[pt2e] Skip linear+bn fusion when input is higher than 2-D (#4242)

Lidang-Jiang · web-flow · commit 4efd83a4ee09 · 2026-04-07T13:01:58.000-04:00
Linear always operates on the last dimension while BatchNorm1d normalizes along dim 1 (channels). These two coincide only for 2-D inputs (N, C). For higher-rank inputs like 3-D (N, C, L), fusing the BN parameters into Linear weights silently produces incorrect results because the scale/shift is applied along the wrong axis. Add an ndim check in _fuse_linear_bn_ that skips fusion and emits a warning when the linear input has more than 2 dimensions.

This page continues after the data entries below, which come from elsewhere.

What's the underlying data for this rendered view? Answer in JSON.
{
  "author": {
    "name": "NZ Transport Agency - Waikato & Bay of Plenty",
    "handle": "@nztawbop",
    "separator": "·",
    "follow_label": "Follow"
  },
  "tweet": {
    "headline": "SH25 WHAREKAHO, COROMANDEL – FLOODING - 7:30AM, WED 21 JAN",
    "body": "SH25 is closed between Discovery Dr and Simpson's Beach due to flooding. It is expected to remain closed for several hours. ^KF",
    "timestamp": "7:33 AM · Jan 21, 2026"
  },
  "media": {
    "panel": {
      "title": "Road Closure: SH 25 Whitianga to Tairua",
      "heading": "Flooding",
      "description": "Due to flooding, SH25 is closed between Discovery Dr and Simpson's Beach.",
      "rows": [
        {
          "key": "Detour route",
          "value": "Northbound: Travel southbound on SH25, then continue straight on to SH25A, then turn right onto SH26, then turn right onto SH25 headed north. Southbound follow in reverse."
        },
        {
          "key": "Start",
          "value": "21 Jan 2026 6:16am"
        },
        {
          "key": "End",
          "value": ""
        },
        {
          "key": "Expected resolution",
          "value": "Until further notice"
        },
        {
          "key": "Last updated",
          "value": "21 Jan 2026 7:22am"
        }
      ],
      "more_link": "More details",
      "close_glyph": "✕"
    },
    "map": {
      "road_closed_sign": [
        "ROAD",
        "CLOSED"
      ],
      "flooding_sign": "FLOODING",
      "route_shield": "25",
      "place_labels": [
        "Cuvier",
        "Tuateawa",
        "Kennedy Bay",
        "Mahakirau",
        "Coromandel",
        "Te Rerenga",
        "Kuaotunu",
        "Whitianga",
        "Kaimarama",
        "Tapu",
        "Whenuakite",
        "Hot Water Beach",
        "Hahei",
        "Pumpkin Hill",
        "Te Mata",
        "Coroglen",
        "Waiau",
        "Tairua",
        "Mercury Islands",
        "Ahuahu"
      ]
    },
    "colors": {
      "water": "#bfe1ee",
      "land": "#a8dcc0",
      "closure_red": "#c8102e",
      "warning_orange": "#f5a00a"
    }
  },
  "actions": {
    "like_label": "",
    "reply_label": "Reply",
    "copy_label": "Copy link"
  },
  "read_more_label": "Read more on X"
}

Fixes #4116 Signed-off-by: Lidang-Jiang <lidangjiang@gmail.com>
diff --git a/test/quantization/pt2e/test_quantize_pt2e.py b/test/quantization/pt2e/test_quantize_pt2e.py
@@ -11,6 +11,7 @@
 
 import copy
 import unittest
+import warnings
 
 import torch
 from torch import Tensor
@@ -212,6 +213,69 @@ def test_linear_bn_fusion(self):
                         torch.ops.aten.batch_norm.default,
                     )
 
+    def test_linear_bn_fusion_skipped_for_3d_input(self):
+        """Verify that Linear+BN fusion is skipped when input is >2-D.
+
+        When the linear input is 3-D (N, C, L), Linear operates on the last
+        dim while BatchNorm1d normalizes along dim 1.  Fusing them silently
+        produces incorrect results.  See https://github.com/pytorch/ao/issues/4116
+        """
+        for bias in [True, False]:
+            m = torch.nn.Sequential(
+                torch.nn.Linear(3, 5, bias=bias),
+                torch.nn.BatchNorm1d(5),
+            )
+            m.eval()
+            # 3-D input: (batch=2, channels=5, length=3)
+            example_inputs = (torch.randn(2, 5, 3),)
+            ref_outputs = m(*example_inputs)
+            traced_model = torch.export.export(m, example_inputs, strict=True).module()
+            with warnings.catch_warnings(record=True) as w:
+                warnings.simplefilter("always")
+                prepared_model = prepare_pt2e(traced_model, XNNPACKQuantizer())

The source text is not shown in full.